No, you're trying to figure out nothing of the sort. I answered that question months ago as have many others, so stop lying. If you really wanted to know why it's called pride, you'd read up on it rather than just dropping by here and demonstrating your ignorance.

Because you're so lazy, here are a couple links to get your started. If that's not enough, learn how to use Google.
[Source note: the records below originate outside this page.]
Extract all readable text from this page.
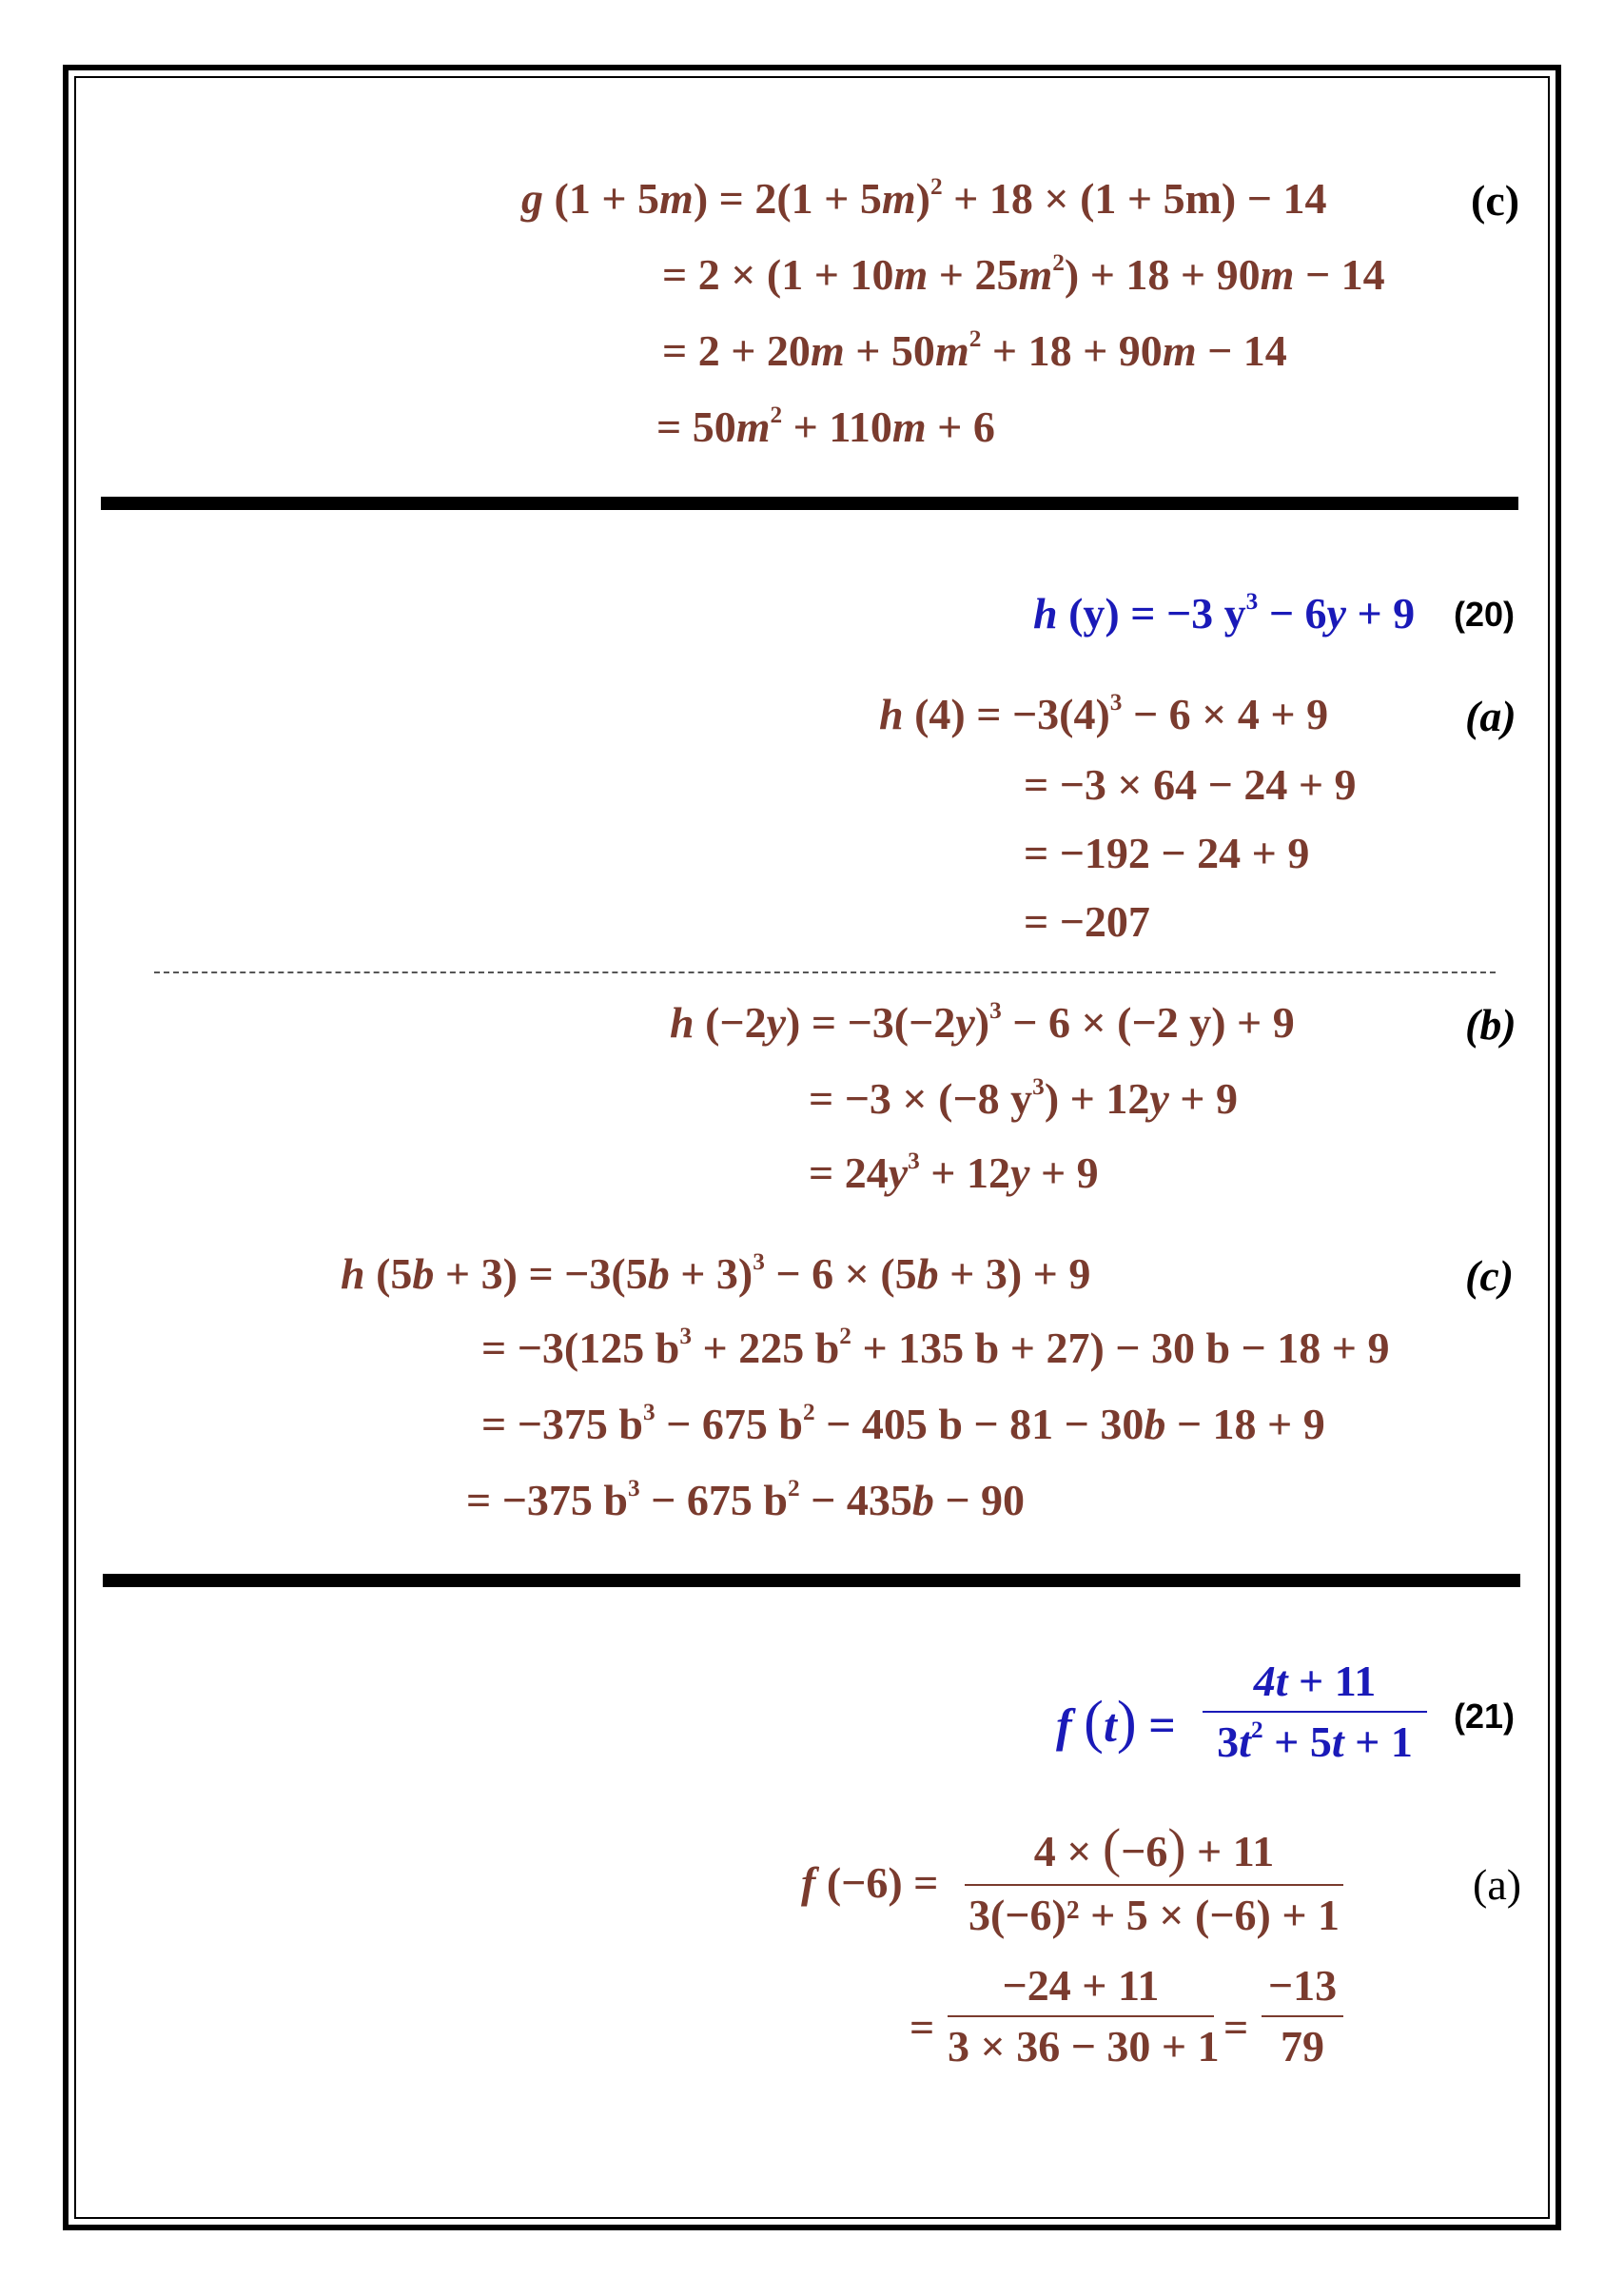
g $(1 + 5m) = 2(1 + 5m)^2 + 18 \times (1 + 5m) - 14$	(c)
= $2 \times (1 + 10m + 25m^2) + 18 + 90m - 14$
= $2 + 20m + 50m^2 + 18 + 90m - 14$
= $50m^2 + 110m + 6$
h (y) = −3 $y^3 - 6y + 9$ (20)
h $(4) = -3(4)^3 - 6 \times 4 + 9$	(a)
= −3 × 64 − 24 + 9
= −192 − 24 + 9
= −207
h $(-2y) = -3(-2y)^3 - 6 \times (-2$ y) + 9	(b)
= −3 × (−8 $y^3) + 12y + 9$
= $24y^3 + 12y + 9$
h $(5b + 3) = -3(5b + 3)^3 - 6 \times (5b + 3) + 9$	(c)
= −3(125 $b^3 + 225$ $b^2 + 135$ b + 27) − 30 b − 18 + 9
= −375 $b^3 - 675$ $b^2 - 405$ b − 81 − 30b − 18 + 9
= −375 $b^3 - 675$ $b^2 - 435b - 90$
f $(t) = \frac{4t + 11}{3t^2 + 5t + 1} (21)$
f $(-6) = \frac{4 \times (-6) + 11}{\text{3(−6)² + 5 × (−6) + 1}}$	(a)
= $\frac{-24 + 11}{3 \times 36 - 30 + 1} = \frac{-13}{79}$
http://en.wikipedia.org/wiki/Gay_pride

http://en.wikipedia.org/wiki/Pride_parade

In answer to your first question, I think all four would be appropriate in your case. They're the first things you thought of, so go ahead and indulge your fantasy. Of course real mean don't need the baseball, but apparently you do.
Wondering

Tyngsboro, MA

#30 May 13, 2014
nhjeff wrote:
Most importantly, don't bother commenting on events that you claim you have neither been to nor have any interest in. Did you ever consider what that does to whatever little credibility you may hope to have left?
I wasn't at George Washington's inauguration either. Would I be wrong in saying he wasn't the first president? Every once in awhile you show a hint of intelligence, then it disappears.
Wondering

Tyngsboro, MA

#31 May 13, 2014
GoldenGator wrote:
<quoted text>
No, you're trying to figure out nothing of the sort. I answered that question months ago as have many others, so stop lying. If you really wanted to know why it's called pride, you'd read up on it rather than just dropping by here and demonstrating your ignorance.
Because you're so lazy, here are a couple links to get your started. If that's not enough, learn how to use Google.
http://en.wikipedia.org/wiki/Gay_pride
http://en.wikipedia.org/wiki/Pride_parade
In answer to your first question, I think all four would be appropriate in your case. They're the first things you thought of, so go ahead and indulge your fantasy. Of course real mean don't need the baseball, but apparently you do.
No interest in your links. No fantasy, all of the gay 'pride' parades are on youtube.
You have taught me something though. Only real men have large penises. That must be why gay men put baseballs in their underwear, they want to be seen as real men. Wow, you can't make this stuff up.

Since: Oct 10

San Francisco

#32 May 13, 2014
Wondering wrote:
<quoted text>
Wow, you can't make this stuff up.
Wow, you just did.

You claim you're "just trying to figure out why it's all call pride," but when you're given the means to do so, you have "no interest in your links." By your own admission you did "minimal research," yet you expect to be taken at your word that "gay men put baseballs in their underwear." You're completely irrational. Even your imaginary wife laughs at you.
FundieMentally ill

Philadelphia, PA

#33 May 13, 2014
Wondering wrote:
<quoted text>
1. Your idea of a family day is different than mine.
2. I've been in parades. Don't look for me in any gay parades.
We look for your sort on grindr - as ones to avoid - or in the crime blotter after the vice squad does an entrapment sweep in the nearest cruisy park.